What remains unresolved
| Verification gap | Why it matters |
|---|---|
| Snapshot record, title, dates, result, totals and final state | Current governance status |
| Formal onchain proposal page | Vote stage, executable payload and timing |
| Fast Feed Payment Contract audit report | Actual security-review scope |
| Payment Contract source and deployment address | Code, roles and audit-match verification |
| Selected payment stablecoin | Asset and operational review |
| Gross-versus-net definition | Accurate proceeds interpretation |
| Role expiry, revocation and notification mechanics | Authority and oversight |
| Reporting and concentration-review cadence | Delegate monitoring |
| Pause, rollback and incident-response provisions | Operational response |
Some items may normally appear only at later governance or implementation stages. They remain verification gaps rather than evidence of proposal failure or misconduct.

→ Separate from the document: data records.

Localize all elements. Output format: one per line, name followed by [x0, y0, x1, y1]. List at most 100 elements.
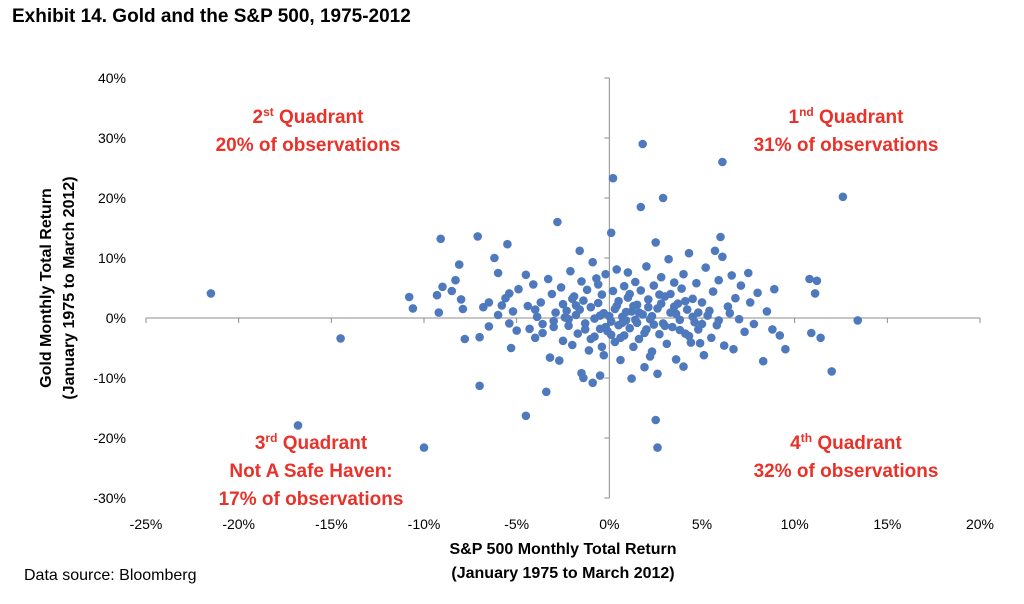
data-point	[597, 342, 607, 352]
data-point	[582, 285, 592, 295]
data-point	[634, 334, 644, 344]
data-point	[556, 283, 566, 292]
data-point	[408, 304, 418, 313]
data-point	[631, 315, 640, 325]
data-point	[762, 307, 772, 316]
y-tick-label: 10%	[98, 250, 126, 266]
data-point	[781, 344, 790, 354]
data-point	[580, 319, 590, 328]
data-point	[734, 314, 744, 324]
axis-titles: S&P 500 Monthly Total Return (January 197…	[38, 176, 677, 582]
data-point	[644, 295, 653, 304]
data-point	[623, 268, 633, 277]
y-axis-title: (January 1975 to March 2012)	[61, 176, 78, 399]
data-point	[616, 355, 625, 365]
data-point	[595, 311, 605, 320]
data-point	[542, 387, 551, 397]
data-point	[651, 415, 660, 425]
data-point	[679, 362, 688, 371]
data-point	[460, 334, 470, 344]
y-tick-label: -10%	[93, 370, 126, 386]
quadrant-label-q4: 4th Quadrant	[790, 431, 902, 454]
data-point	[553, 217, 562, 227]
data-point	[753, 288, 762, 298]
x-axis-title: (January 1975 to March 2012)	[451, 565, 674, 582]
y-tick-label: -30%	[93, 490, 126, 506]
data-point	[668, 322, 677, 332]
data-point	[675, 325, 685, 335]
data-point	[669, 278, 679, 287]
data-point	[505, 319, 514, 328]
data-point	[584, 346, 594, 355]
data-point	[605, 311, 614, 321]
quadrant-label-q2: 2st Quadrant	[253, 105, 365, 128]
y-tick-label: 20%	[98, 190, 126, 206]
x-tick-label: 0%	[599, 516, 619, 532]
data-point	[695, 338, 705, 348]
data-point	[597, 290, 607, 299]
data-point	[588, 378, 597, 388]
data-point	[521, 411, 531, 421]
data-point	[729, 344, 738, 354]
data-point	[595, 371, 605, 380]
data-point	[549, 322, 558, 332]
quadrant-label-q1: 1nd Quadrant	[789, 105, 905, 128]
data-point	[484, 322, 494, 331]
data-point	[827, 367, 836, 376]
data-point	[636, 202, 646, 212]
data-point	[681, 296, 690, 306]
data-point	[640, 328, 649, 338]
data-point	[775, 331, 785, 340]
data-point	[575, 246, 584, 256]
data-point	[586, 334, 596, 344]
data-point	[718, 157, 727, 167]
data-point	[812, 276, 822, 286]
data-point	[708, 287, 718, 296]
data-point	[454, 260, 464, 269]
data-point	[619, 281, 629, 291]
data-point	[714, 316, 723, 325]
y-tick-label: -20%	[93, 430, 126, 446]
data-point	[618, 318, 627, 328]
data-point	[336, 334, 345, 343]
data-point	[505, 289, 514, 298]
data-point	[530, 305, 540, 314]
data-point	[636, 286, 646, 295]
data-point	[625, 289, 634, 299]
data-point	[731, 293, 740, 303]
data-point	[530, 333, 540, 343]
data-point	[768, 325, 777, 334]
data-point	[718, 252, 727, 262]
data-point	[682, 305, 692, 314]
data-point	[625, 323, 634, 333]
data-point	[710, 246, 720, 256]
data-point	[758, 356, 768, 366]
data-point	[671, 355, 681, 364]
quadrant-note-q1: 31% of observations	[754, 135, 939, 156]
data-point	[586, 302, 596, 312]
data-point	[568, 340, 577, 350]
data-point	[558, 299, 568, 309]
quadrant-annotations: 1nd Quadrant 31% of observations 2st Quadr…	[216, 105, 939, 510]
data-point	[707, 333, 716, 343]
data-point	[508, 307, 518, 316]
data-point	[629, 301, 638, 311]
data-point	[749, 319, 759, 329]
data-point	[451, 275, 460, 285]
data-point	[744, 268, 753, 278]
data-point	[506, 343, 516, 353]
y-tick-label: 40%	[98, 70, 126, 86]
data-point	[536, 298, 546, 307]
data-point	[547, 289, 557, 299]
data-point	[293, 421, 303, 430]
data-point	[684, 248, 694, 258]
data-point	[701, 263, 710, 272]
data-point	[669, 302, 679, 311]
data-point	[608, 173, 618, 183]
data-point	[658, 193, 668, 203]
data-point	[664, 254, 673, 264]
data-point	[512, 326, 521, 335]
data-point	[438, 282, 447, 292]
data-point	[560, 313, 570, 322]
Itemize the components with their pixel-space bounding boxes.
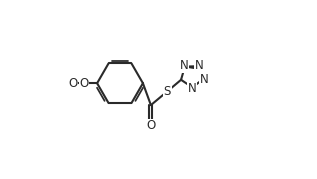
Text: O: O bbox=[80, 77, 89, 90]
Text: O: O bbox=[80, 77, 89, 90]
Text: O: O bbox=[68, 77, 77, 90]
Text: O: O bbox=[146, 119, 156, 132]
Text: N: N bbox=[188, 82, 197, 95]
Text: N: N bbox=[179, 59, 188, 72]
Text: N: N bbox=[194, 59, 203, 72]
Text: N: N bbox=[200, 72, 209, 86]
Text: O: O bbox=[68, 77, 77, 90]
Text: S: S bbox=[164, 85, 171, 98]
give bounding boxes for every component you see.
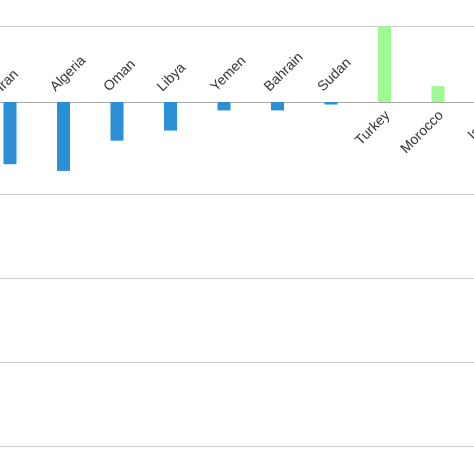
category-label-yemen: Yemen xyxy=(207,52,249,94)
category-label-oman: Oman xyxy=(100,56,138,94)
bar-iran xyxy=(3,102,17,165)
bar-oman xyxy=(110,102,124,141)
bar-yemen xyxy=(217,102,231,111)
category-label-libya: Libya xyxy=(153,59,188,94)
category-label-israel: Israel xyxy=(464,107,474,143)
bar-morocco xyxy=(431,86,445,102)
category-label-algeria: Algeria xyxy=(46,52,88,94)
bar-algeria xyxy=(57,102,70,171)
bar-sudan xyxy=(324,102,338,105)
category-label-sudan: Sudan xyxy=(314,54,354,94)
category-label-morocco: Morocco xyxy=(397,107,446,156)
gridlines xyxy=(0,26,474,447)
category-label-bahrain: Bahrain xyxy=(260,49,305,94)
category-label-turkey: Turkey xyxy=(351,107,392,148)
bar-libya xyxy=(164,102,177,131)
bar-turkey xyxy=(378,26,391,102)
category-label-iran: Iran xyxy=(0,66,21,94)
bar-bahrain xyxy=(271,102,284,111)
bars xyxy=(3,26,445,171)
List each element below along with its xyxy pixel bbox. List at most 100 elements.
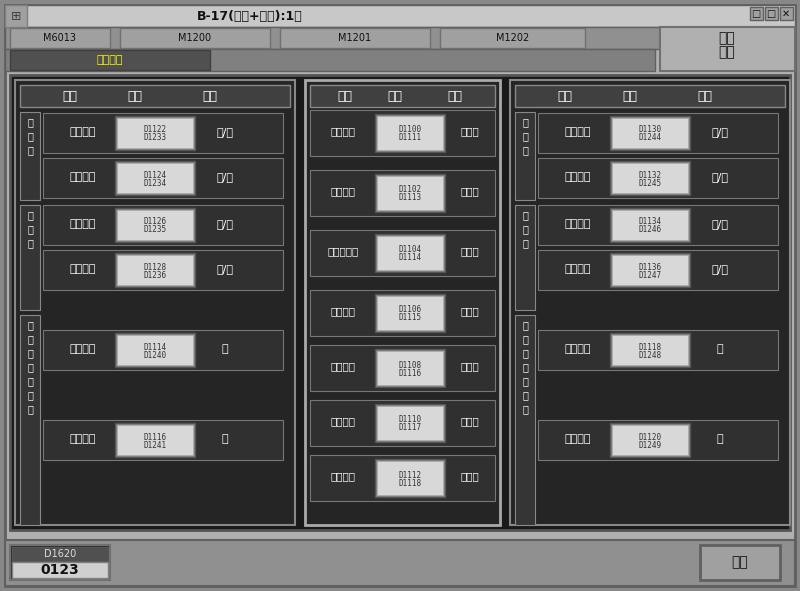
Text: 粗振频率: 粗振频率 [565,219,591,229]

What this evidence does not prove
This article does not prove a yes/no voting position, a security verdict, deployment, launch readiness, gross or realised revenue, market neutrality, treasury-health improvement, complete reporting, closed legal/compliance questions, or any Treasury Desk customer, demand, WTP, traction or PMF claim.
Method note
primary proposal → governance-status check → claim ledger → mechanics map → proposed proceeds map → authority map → audit-scope review → missing-evidence log → human review
Source-correction request
If we missed a publicly accessible primary source—including a readable Snapshot record, formal vote page, Fast Feed-specific audit report, contract source or deployment address—please point us to it so the verification file can be updated.
Source references
- [Constitutional] AIP Fast Feed — Offchain Labs, Arbitrum Governance Forum. Published 19 June 2026; retrieved 11 July 2026. Proposal identity, mechanics, proposed routing, roles, implementation sequence and proposer responses.
- The Amended Constitution of the Arbitrum DAO — Arbitrum DAO Governance Docs. Retrieved 11 July 2026. Snapshot, formal AIP, onchain vote, waiting-period and implementation-phase distinction.
- Security audit reports — Arbitrum Docs. Last updated 1 July 2026; retrieved 11 July 2026. Official public audit-report index and Fast Feed report-availability check.
- Offchain Reward Distributor Fixes — Security Assessment — Trail of Bits. Dated 16 June 2026; retrieved 11 July 2026. Exact RewardDistributor audit scope, commits, exclusions and finding.
- RewardDistributor.sol — Offchain Labs, GitHub. Retrieved 11 July 2026. Public source for the distribution component only.
- [Constitutional] AIP: Automate Timeboost Proceeds Split — Arbitrum Governance Forum. Retrieved 11 July 2026. Context only: 97% DAO / 3% Arbitrum Developer Guild routing precedent.
- How Timeboost works — Arbitrum Docs. Retrieved 11 July 2026. Context only: distinction between an ordering policy and Fast Feed observation timing.
- Candidate Snapshot record — official arbitrumfoundation.eth space — Snapshot. Retrieved 11 July 2026. Status lead only: proposal title, dates, result, totals and final state were not independently readable in this review.